Depuis le 1er mars 2025, la réforme du régime de rémunération applicable aux congés de maladie ordinaire dans la fonction publique a profondément modifié les modalités de traitement des agents durant les trois premiers mois d’arrêt. Issue de l’article 189 de la loi n° 2025-127 du 14 février 2025 de finances pour 2025, cette réforme modifie l’article L. 822-3 du Code général de la fonction publique (CGFP) en instaurant le principe d’une rémunération à hauteur de 90 % du traitement pendant cette période. Si cette mesure s’applique à l’ensemble des agents publics, elle soulève des problématiques particulières pour certaines catégories, notamment les sapeurs-pompiers professionnels (SPP), dont le régime indemnitaire obéit à des règles spécifiques.
Un régime indemnitaire dérogatoire propre aux sapeurs-pompiers professionnels
Les sapeurs-pompiers professionnels (SPP) ne relèvent pas du régime indemnitaire de droit commun applicable aux agents de l’État. L’article L. 714-4 du CGFP prévoit un principe de parité avec les corps équivalents de la fonction publique de l’État. Or, en l’absence de tels corps, le législateur a établi un cadre dérogatoire, défini aux articles 6-1 à 6-9 du décret n° 90-850 du 25 septembre 1990 modifié.

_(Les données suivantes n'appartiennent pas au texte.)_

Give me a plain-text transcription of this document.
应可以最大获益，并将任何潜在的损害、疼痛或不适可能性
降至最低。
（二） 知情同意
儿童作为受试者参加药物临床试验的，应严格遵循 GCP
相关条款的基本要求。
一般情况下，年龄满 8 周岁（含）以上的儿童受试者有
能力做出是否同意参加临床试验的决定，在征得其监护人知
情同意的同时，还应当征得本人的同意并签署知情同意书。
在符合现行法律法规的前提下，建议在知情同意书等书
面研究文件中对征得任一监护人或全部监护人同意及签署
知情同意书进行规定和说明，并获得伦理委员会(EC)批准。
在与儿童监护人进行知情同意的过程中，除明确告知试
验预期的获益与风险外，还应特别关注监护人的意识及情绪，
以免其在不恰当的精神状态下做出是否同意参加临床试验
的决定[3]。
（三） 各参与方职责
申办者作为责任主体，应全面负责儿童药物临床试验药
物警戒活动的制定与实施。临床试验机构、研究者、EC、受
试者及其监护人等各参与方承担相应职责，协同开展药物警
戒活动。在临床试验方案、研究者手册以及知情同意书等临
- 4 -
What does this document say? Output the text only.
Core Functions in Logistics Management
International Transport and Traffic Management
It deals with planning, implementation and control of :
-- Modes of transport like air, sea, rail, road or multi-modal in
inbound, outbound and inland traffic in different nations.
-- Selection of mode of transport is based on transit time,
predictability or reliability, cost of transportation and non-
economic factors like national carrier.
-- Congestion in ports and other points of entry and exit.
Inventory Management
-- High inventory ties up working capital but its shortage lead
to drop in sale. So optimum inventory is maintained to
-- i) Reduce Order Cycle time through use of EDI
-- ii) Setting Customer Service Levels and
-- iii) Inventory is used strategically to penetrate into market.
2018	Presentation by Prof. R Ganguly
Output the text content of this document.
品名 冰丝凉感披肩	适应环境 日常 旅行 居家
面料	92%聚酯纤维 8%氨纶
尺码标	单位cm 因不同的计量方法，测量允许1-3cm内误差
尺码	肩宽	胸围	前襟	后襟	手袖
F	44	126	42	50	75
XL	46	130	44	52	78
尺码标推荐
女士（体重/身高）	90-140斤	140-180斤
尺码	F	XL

Ce régime indemnitaire repose en grande partie sur des primes calculées en pourcentage du traitement indiciaire. Il s’agit notamment de l’indemnité de responsabilité, de l’indemnité de feu ou encore de la prime de qualification, dont le montant varie proportionnellement au traitement de base perçu par l’agent. Contrairement à d’autres agents publics dont certaines primes peuvent être maintenues en intégralité lors d’un congé, les SPP voient leur régime indemnitaire évoluer de manière proportionnelle à leur traitement de base. Cette structure rend leur rémunération particulièrement sensible à toute baisse de traitement.
Une réduction mécanique du régime indemnitaire en cas d’arrêt maladie
Le décret n° 2010-997 du 26 août 2010, qui prévoit le maintien des primes à hauteur du traitement dans certaines situations de congés pour les agents de l’État, ne s’applique pas aux sapeurs-pompiers professionnels (SPP). Toutefois, cette exclusion reste sans effet significatif pour l’administration, dans la mesure où les règles spécifiques à leur statut produisent un résultat équivalent, voire plus restrictif, pour les agents concernés.
En effet, la majorité des primes et indemnités perçues par les SPP étant indexées sur le traitement indiciaire, toute réduction de celui-ci entraîne mécaniquement une baisse équivalente de ces compléments de rémunération. Ainsi, depuis l’entrée en vigueur de la réforme au 1er mars 2025, la rémunération globale des sapeurs-pompiers professionnels (SPP) placés en congé maladie ordinaire est réduite à environ 90 %, non seulement sur le traitement indiciaire, mais également sur les primes proportionnelles. Quelques rares indemnités échappent à cette règle, notamment celles reposant sur un montant forfaitaire ou expressément maintenues (comme certaines primes d’astreinte ou de sujétion). Cependant, ces exceptions ne permettent pas de compenser la perte globale subie par les intéressés.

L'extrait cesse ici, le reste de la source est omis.